Il decidente richiama altra ordinanza, resa dallo stesso Tribunale (in diversa composizione) su altro appello, avanzato nell’interesse del prevenuto, avverso un precedente diniego di sostituzione della custodia in carcere, ritenendo di doversi uniformare a detto decisum (ordinanza del 17/8/2010). e valuta inconferenti, a giusta ragione, sia il decorso del tempo, sia lo stato di malattia, denunciati dalla difesa del prevenuto, concludendo per la applicazione della misura restrittiva massima, quale unica idonea ad impedire al M. al reiterazione di reati della stessa specie.

Orbene, si osserva che la Corte di Cassazione non ha alcun potere di revisione degli elementi materiali e fattuali delle vicende oggetto dei provvedimenti impugnati, sia sotto il profilo della sussistenza dei gravi indizi di colpevolezza, che relativamente alla presenza delle esigenze cautelari, nè può procedere ad un esame di fatto del giudizio fornito dal giudice di merito circa la attendibilità delle fonti e la concludenza del materiale probatorio raccolto.

In proposito è costante affermazione della giurisprudenza che il controllo di legittimità debba essere circoscritto all’esclusivo esame dell’atto impugnato, dovendosi verificare la presenza dei seguenti requisiti, il cui possesso rende il provvedimento cautelare incensurabile in sede di legittimità: la esposizioni delle ragioni giuridicamente apprezzabili che lo hanno determinato; la assenza di manifesta illogicità nella esposizione, ossia la coerenza della argomentazione rispetto al fine del provvedimento.

Conseguentemente la insussistenza delle esigenze cautelari è censurabile in sede di legittimità solo se si traduce nella violazione di specifiche norme o nella mancanza o manifesta illogicità della motivazione, rilevabili dal testo del provvedimento impugnato (ex plurimis Cass. 12/3/96. n. 795).

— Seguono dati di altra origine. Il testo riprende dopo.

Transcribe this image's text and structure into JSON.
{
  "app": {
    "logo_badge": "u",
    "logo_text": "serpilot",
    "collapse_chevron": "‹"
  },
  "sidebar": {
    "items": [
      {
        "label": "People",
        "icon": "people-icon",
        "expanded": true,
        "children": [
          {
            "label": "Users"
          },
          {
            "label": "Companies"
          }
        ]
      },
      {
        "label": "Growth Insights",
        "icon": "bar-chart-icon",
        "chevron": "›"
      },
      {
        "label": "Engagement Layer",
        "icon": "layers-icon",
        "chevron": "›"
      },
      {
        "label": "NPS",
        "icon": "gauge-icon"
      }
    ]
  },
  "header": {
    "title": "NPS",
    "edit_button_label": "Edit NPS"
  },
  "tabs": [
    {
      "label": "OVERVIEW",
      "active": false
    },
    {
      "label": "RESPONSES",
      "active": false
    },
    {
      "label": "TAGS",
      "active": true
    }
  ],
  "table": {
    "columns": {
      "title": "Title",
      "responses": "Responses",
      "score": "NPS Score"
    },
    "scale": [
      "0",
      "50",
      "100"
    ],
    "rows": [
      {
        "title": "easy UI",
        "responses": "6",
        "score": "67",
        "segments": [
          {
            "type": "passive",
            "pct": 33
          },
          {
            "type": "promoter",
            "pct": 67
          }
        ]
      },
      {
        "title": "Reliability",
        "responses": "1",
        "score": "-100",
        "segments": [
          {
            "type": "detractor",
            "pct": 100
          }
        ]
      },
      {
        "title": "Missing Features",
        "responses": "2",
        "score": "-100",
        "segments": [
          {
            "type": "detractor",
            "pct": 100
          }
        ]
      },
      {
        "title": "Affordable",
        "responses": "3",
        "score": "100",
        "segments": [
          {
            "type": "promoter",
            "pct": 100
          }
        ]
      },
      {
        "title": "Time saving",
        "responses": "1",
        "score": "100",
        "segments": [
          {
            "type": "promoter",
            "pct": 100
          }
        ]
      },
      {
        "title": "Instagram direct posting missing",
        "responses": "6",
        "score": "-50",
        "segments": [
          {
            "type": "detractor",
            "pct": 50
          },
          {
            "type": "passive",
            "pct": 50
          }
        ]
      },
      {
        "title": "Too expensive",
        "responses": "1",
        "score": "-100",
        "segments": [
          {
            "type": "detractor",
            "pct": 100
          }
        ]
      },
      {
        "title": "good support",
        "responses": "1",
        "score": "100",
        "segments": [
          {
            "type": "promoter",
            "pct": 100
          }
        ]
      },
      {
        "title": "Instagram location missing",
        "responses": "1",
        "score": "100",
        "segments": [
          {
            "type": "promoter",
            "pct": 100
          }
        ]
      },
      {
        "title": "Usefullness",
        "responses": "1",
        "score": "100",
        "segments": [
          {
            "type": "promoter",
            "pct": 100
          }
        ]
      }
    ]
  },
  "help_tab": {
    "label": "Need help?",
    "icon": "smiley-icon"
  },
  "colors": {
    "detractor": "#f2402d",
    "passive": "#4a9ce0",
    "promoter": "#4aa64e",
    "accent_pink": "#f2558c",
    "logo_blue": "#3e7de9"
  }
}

Nella specie, dal vaglio di legittimità a cui è stata sottoposta la impugnata ordinanza, emerge, in maniera inequivoca, che il giudice di merito ha l’atto buon governo dei principi dettati dall’art. 274 c.p.p. dando, peraltro, esaustivo riscontro alle istanze avanzate dalle parti, ed ha adottato, a sostegno della disposta misura cautelare personale massima un discorso logico-giuridico assolutamente compiuto e plausibile.

Tenuto conto, poi, della sentenza del 13/6/2000, n. 186, della Corte Costituzionale, e rilevato che non sussistono elementi per ritenere che il M. abbia proposto il ricorso senza versare in colpa nella determinazione della causa di inammissibilità, lo stesso, ai sensi dell’art. 616 c.p.p., deve, altresì, essere condannato al versamento di una somma, in favore della Cassa delle Ammende, equitativamente fissata, in ragione dei motivi dedotti, nella misura di Euro 1.000.00.
P.Q.M.

La Corte Suprema di Cassazione dichiara inammissibile il ricorso e condanna il ricorrente al pagamento delle spese processuali e al versamento della somma di Euro 1.000.00 in favore della Cassa delle Ammende.

Testo non ufficiale. La sola stampa del bollettino ufficiale ha carattere legale.